I think by expanding the definition of science to include the personal effect
within the experiment, you are moving away from what I would recognise as
science. Is cold fusion real even though people can't replicate P&F's results?
What about parapsychology?
 
+ Do you think that the things I am complaining about, in the uni. set-up are
+ at the most fundamental level a disagreeable feature of the fantasy world?

Quite possibly. I really am not as easy with these books, because they have
embedded assumptions that DWJ has explicitly mocked in the Tough Guide, and
then incorporated in her writing.

Still, if everyone has magic, then it makes sense to have an institution which
will help to guide that skill... and it would deserve the "uni" prefix.

+ (To which I would add that not only were we left with the assumption that the
+ "on-stage folks" as you call them would be left to sort things out, Anscher
+ actually gave them the _task_ of sorting things out!)
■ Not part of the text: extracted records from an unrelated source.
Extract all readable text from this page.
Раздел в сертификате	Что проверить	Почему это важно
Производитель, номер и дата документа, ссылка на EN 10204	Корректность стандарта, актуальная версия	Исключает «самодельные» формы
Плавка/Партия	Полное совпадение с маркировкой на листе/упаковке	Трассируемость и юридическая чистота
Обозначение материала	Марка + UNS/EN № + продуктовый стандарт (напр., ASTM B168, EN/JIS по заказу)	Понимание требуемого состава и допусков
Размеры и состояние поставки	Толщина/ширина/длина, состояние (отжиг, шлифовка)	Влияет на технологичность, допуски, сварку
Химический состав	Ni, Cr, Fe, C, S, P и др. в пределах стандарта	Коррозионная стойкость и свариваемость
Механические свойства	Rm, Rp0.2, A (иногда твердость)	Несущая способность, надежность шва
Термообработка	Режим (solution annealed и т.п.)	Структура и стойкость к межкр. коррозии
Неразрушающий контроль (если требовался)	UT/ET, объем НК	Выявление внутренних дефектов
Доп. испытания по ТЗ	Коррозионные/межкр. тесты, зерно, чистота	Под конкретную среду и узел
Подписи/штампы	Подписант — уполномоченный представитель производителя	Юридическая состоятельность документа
That's where I got the assumption: but in _YotG_, we don't see it happening!
Where are those transport vehicles from the God? Did he send Policant?
 
+ Again, I misunderstood you.  I don't like the phrase "people who matter"
+ because it can be interpreted at the world level as well as the book level.
+ But I take back my disapproval anyway.

Sweet. Perhaps I should say "player character" in future? - that leaves no
implication that I'm talking about our consensus reality as well as a book's.
It implies the bounded, constructed mini-universe.

There is no proveable magic in our world, after all. Even if you are a mighty
mage, able to call fire from the heavens, it will be erased by our rationalist
tides... consigned to forteana or forgotten/explained.